Nevertheless, drugs such as AZT do have side-effects which have been attributed to damage to a specific type of DNA found within cells. This DNA is found in the 'mitochondria', tiny components of human cells that are responsible for the release of energy from fuels such as glucose. The DNA in mitochondria also must be copied when the cell divides, and this process is co-ordinated by an enzyme called polymerase gamma. This enzyme has a relatively high affinity for NRTI triphosphates, so mitochondrial DNA is more vulnerable to damage from NRTIs.

When mitochondrial DNA is damaged by NRTIs, the cell may die because it cannot produce enough energy from fuels. Fast-replicating cells such as those in the bone marrow may also be inhibited by AZT, resulting in blood side-effects such as anaemia and neutropenia. Peripheral neuropathy and pancreatitis are also signs of mitochondrial toxicity. Different NRTIs affect the mitochondria of different types of cell, which is why the side effect profiles of the nucleoside analogues are distinct from one another.

NRTIs in development include racivir, elvucitabine, stampidine, AVX754 and alovudine.

Nucleotide reverse transcriptase inhibitors

A similar group of drugs is called nucleotide reverse transcriptase inhibitors (NtRTIs). These drugs differ from the NRTIs in that they require only one phosphorylation step within the cell to become the active form. In contrast, the NRTIs require three phosphorylation steps to become active.

Unlike all the NRTIs apart from ddI, NtRTIs are active against HIV in resting lymphocytes which are not currently producing infectious virus, as well as activated ones. These drugs can also persist in the cell for much longer, and only require once daily dosing. Tenofovir (Viread) is the only NtRTI to be licensed for HIV treatment, and no others are currently under investigation.

To compare all antiretroviral drugs licensed in the European Union, see NAM's drug chart. The chart contains illustrations of the drugs, as well as information on drug doses, formulations, pill burdens, main side-effects and food restrictions.

As NRTIs and NtRTIs are extremely similar in their mode of action, they are usually regarded as being the same class of drug.

Non-nucleoside reverse transcriptase inhibitors

Researchers have also developed a number of non-nucleoside reverse transcriptase inhibitors (NNRTIs). This class of drugs includes efavirenz (Sustiva) and nevirapine (Viramune). The NNRTIs also inhibit the activity of reverse transcriptase, but not by acting as dummy building blocks as the NRTIs and NtRTIs do. In many cases the precise way by which they inhibit reverse transcriptase remains unknown.

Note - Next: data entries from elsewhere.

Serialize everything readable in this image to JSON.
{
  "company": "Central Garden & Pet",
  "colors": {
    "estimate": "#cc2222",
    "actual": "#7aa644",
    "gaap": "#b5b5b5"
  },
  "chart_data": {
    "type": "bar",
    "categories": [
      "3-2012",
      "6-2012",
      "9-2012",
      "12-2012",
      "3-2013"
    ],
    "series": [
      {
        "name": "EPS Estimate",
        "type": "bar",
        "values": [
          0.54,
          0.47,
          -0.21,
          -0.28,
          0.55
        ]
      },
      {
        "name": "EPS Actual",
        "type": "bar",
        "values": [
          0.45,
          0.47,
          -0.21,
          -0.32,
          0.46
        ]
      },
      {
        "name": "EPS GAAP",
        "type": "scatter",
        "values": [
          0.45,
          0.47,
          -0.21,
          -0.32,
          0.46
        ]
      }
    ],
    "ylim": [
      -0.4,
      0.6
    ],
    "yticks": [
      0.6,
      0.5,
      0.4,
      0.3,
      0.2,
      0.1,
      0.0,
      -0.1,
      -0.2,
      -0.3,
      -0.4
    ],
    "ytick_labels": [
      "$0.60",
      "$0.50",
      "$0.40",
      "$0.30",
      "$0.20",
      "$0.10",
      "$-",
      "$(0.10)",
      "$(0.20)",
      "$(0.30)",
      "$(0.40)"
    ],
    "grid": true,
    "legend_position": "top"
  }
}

To compare all antiretroviral drugs licensed in the European Union, see NAM's drug chart. The chart contains illustrations of the drugs, as well as information on drug doses, formulations, pill burdens, main side-effects and food restrictions.

NNRTIs in development include etravirine and calanolide A. Boehringer Ingelheim, the manufacturers of nevirapine, are developing advanced derivatives of the drug which may be active against NNRTI-resistant strains of HIV.

Several drug companies are working on new categories of NNRTIs, such as benzophenones, diarylpyrimidines (DAPYs), diaryltriazines and tricyclic NNRTIs. There is considerable excitement about the development of DAPYs, such as etravirine. These compounds have been designed to be flexible, so that they fit into pockets in the reverse transcriptase enzyme that are of varying shapes. It is thought that this may enable the drugs to overcome changes in enzyme shape that occur after resistance mutations have developed. Another similar drug in development is rilpivirine.